[Hallicrafters] Re: Nobody wants to be a "technician" anymore

kiyoinc at attglobal.net kiyoinc at attglobal.net
Wed Apr 2 05:53:39 EST 2008


I have a couple comments before getting on to Hallicrafters issues.

 From my perspective, as a older ham, software engineer with an M.S. 
CSci from the engineering school (SEAS) of a national university (George 
Washington University), and 35 years in industry, the comments were 
right on.

However, do not be fooled, newer graduates are not computer literate in 
the sense of computer science grounding. While there are exceptions, 
they tend to be skilled on using specific tools, similar to the techs 
who are helpless without their laptop and instrumentation port on the 
failing device.

Your techs have a hard time debugging hardware and certainly cannot 
design power/RF/analog systems. 

Recent computer graduates cannot design or debug software systems, they 
cannot see the "big picture".   

Here are several real examples.

1) a large organization's network is running slow.  They spend hundreds 
of millions to upgrade their desktops from 100baseT to fibre.  It still 
runs slow.  I notice that FTP server-to-server file transfers across 
their enterprise runs at 4 to 5 megabits/second.   This is the signature 
of a 16 megabit token ring connection.  I tell the network group 
repeatedly.  6 months later, they "discover" a legacy token ring 
connection interlinking their gigE backbone.

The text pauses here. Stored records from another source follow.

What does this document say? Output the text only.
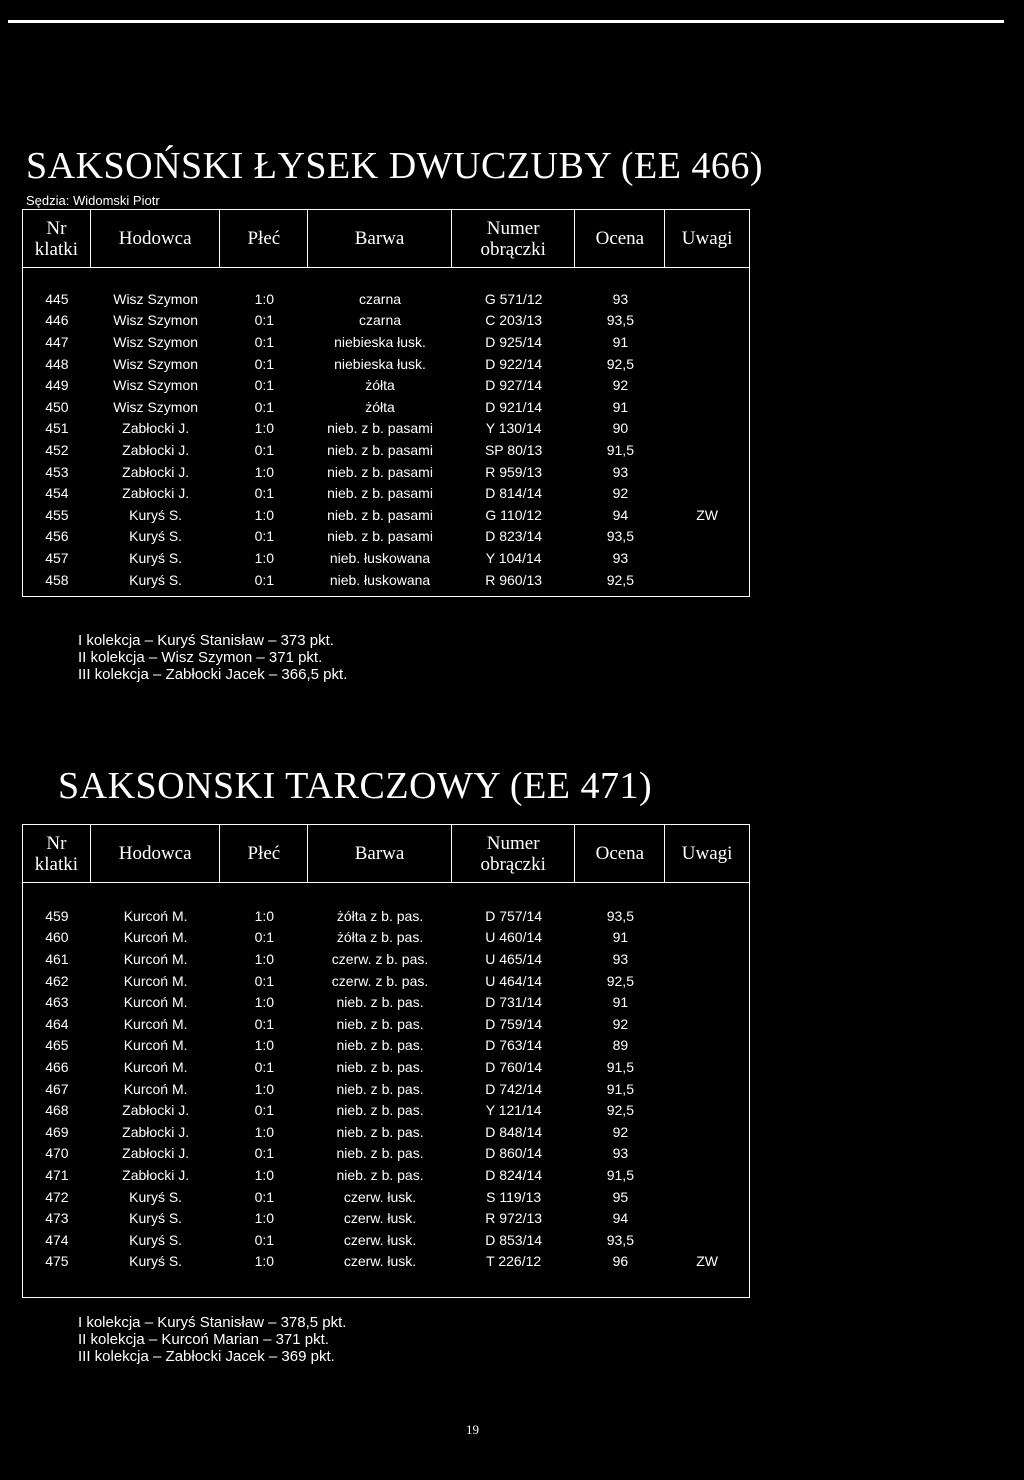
SAKSOŃSKI ŁYSEK DWUCZUBY (EE 466)
Sędzia: Widomski Piotr
Nr klatki	Hodowca	Płeć	Barwa	Numer obrączki	Ocena	Uwagi
445	Wisz Szymon	1:0	czarna	G 571/12	93
446	Wisz Szymon	0:1	czarna	C 203/13	93,5
447	Wisz Szymon	0:1	niebieska łusk.	D 925/14	91
448	Wisz Szymon	0:1	niebieska łusk.	D 922/14	92,5
449	Wisz Szymon	0:1	żółta	D 927/14	92
450	Wisz Szymon	0:1	żółta	D 921/14	91
451	Zabłocki J.	1:0	nieb. z b. pasami	Y 130/14	90
452	Zabłocki J.	0:1	nieb. z b. pasami	SP 80/13	91,5
453	Zabłocki J.	1:0	nieb. z b. pasami	R 959/13	93
454	Zabłocki J.	0:1	nieb. z b. pasami	D 814/14	92
455	Kuryś S.	1:0	nieb. z b. pasami	G 110/12	94	ZW
456	Kuryś S.	0:1	nieb. z b. pasami	D 823/14	93,5
457	Kuryś S.	1:0	nieb. łuskowana	Y 104/14	93
458	Kuryś S.	0:1	nieb. łuskowana	R 960/13	92,5
I kolekcja – Kuryś Stanisław – 373 pkt.
II kolekcja – Wisz Szymon – 371 pkt.
III kolekcja – Zabłocki Jacek – 366,5 pkt.
SAKSONSKI TARCZOWY (EE 471)
Nr klatki	Hodowca	Płeć	Barwa	Numer obrączki	Ocena	Uwagi
459	Kurcoń M.	1:0	żółta z b. pas.	D 757/14	93,5
460	Kurcoń M.	0:1	żółta z b. pas.	U 460/14	91
461	Kurcoń M.	1:0	czerw. z b. pas.	U 465/14	93
462	Kurcoń M.	0:1	czerw. z b. pas.	U 464/14	92,5
463	Kurcoń M.	1:0	nieb. z b. pas.	D 731/14	91
464	Kurcoń M.	0:1	nieb. z b. pas.	D 759/14	92
465	Kurcoń M.	1:0	nieb. z b. pas.	D 763/14	89
466	Kurcoń M.	0:1	nieb. z b. pas.	D 760/14	91,5
467	Kurcoń M.	1:0	nieb. z b. pas.	D 742/14	91,5
468	Zabłocki J.	0:1	nieb. z b. pas.	Y 121/14	92,5
469	Zabłocki J.	1:0	nieb. z b. pas.	D 848/14	92
470	Zabłocki J.	0:1	nieb. z b. pas.	D 860/14	93
471	Zabłocki J.	1:0	nieb. z b. pas.	D 824/14	91,5
472	Kuryś S.	0:1	czerw. łusk.	S 119/13	95
473	Kuryś S.	1:0	czerw. łusk.	R 972/13	94
474	Kuryś S.	0:1	czerw. łusk.	D 853/14	93,5
475	Kuryś S.	1:0	czerw. łusk.	T 226/12	96	ZW
I kolekcja – Kuryś Stanisław – 378,5 pkt.
II kolekcja – Kurcoń Marian – 371 pkt.
III kolekcja – Zabłocki Jacek – 369 pkt.
19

2) a small web business served by 15 megabit FIOS runs out of ports on 
their 4 port switch.  I give them a 24 port Cisco Catalyst 1900.  
There's a discussion of how the 10baseT 24 port switch will slow them 
down.  I explain that the there is no way that their small web business 
will saturate a Cisco Catalyst.  Their main server and firewall will sit 
on a 100baseT segment, the devices on the 10baseT segment are all old 
and slow, like their HP Laserjet 4si.

3) an organization spends a million dollars a year on an internal 
website that no one uses.  The cost is high because they burn money 
"configuration managing" and "quality assuring" as well as building 
dynamic pages using a back-end Oracle database.   I point out that the 
site serves up 23 internal documents and has a contact-us page.   It 
could be handled by one person, part time.  That's if they used the KISS 
method.  Keep it simple, stupid.


It's not just power systems, RF, communications, there is a vast vacuum 
of technical understanding out there.

I think one difference is that many of us Hams grew up with our old 
SX-100, a Heathkit or homebrew 3 tube transmitter.  We spent our time 
learning to read schematic diagrams and squeezing another 10 watts out 
of the 6146. 

I remember two guys in my high school, way back in the 1960's, building 
preselectors to get a little more out of their receivers.

Another problem is that schools today teach boxes or products.   I've 
heard corporate yammerers (you've seen them, these are the non-technical 
blowhards that infest large corporations) say that the problem with 
universities is that they are not teaching the important stuff, like 
Microsoft Word.   Whoa.  The problem is that the second and third tier 
schools are teaching Microsoft Word and not Automata Theory,  
Combinatorics, State Machine Theory, or machine language programming.
 
If you cannot program down to the bare metal, drive the control 
registers and purge the translation lookaside buffer under software 
control, what good are you?  This is the software engineering difference 
between a no-nuttin hardware tech and an electrical engineer, or a real 
tech with solid grounding and experience.

Reading specs and buying a computer to play games does not prepare you 
to work on systems. 

Conversely, making an old HT-32 and Drake 2B work as a contest or DX 
station does prepare you to solve systems design problems.   Back in the 
1960's, one ham struggled for months to build a keyer (that's both the 
electronic keyer and the paddles) and add QSK to his tube station.   
When you only have vacuum tubes and a hacksaw to work with, you have to 
think through the problem.

Hallicrafters.  Anyone know what the restored SX-100 sold for on the Bay 
last week?   I was watching it but didn't see the final price.  This was 
a fully restored radio that a fellow fixes up as a hobby, then sells.

The pictures looked really nice and I was wondering how he polishes and 
cleans the chassis.  

If someone has it, I'd like a link to the completed sale or his eBay 
name so I can study the pictures and his description. 

W0YVA does a similar chassis clean up on his Collins but he seems to 
take the radio completely apart and rebuilds it from the ground up.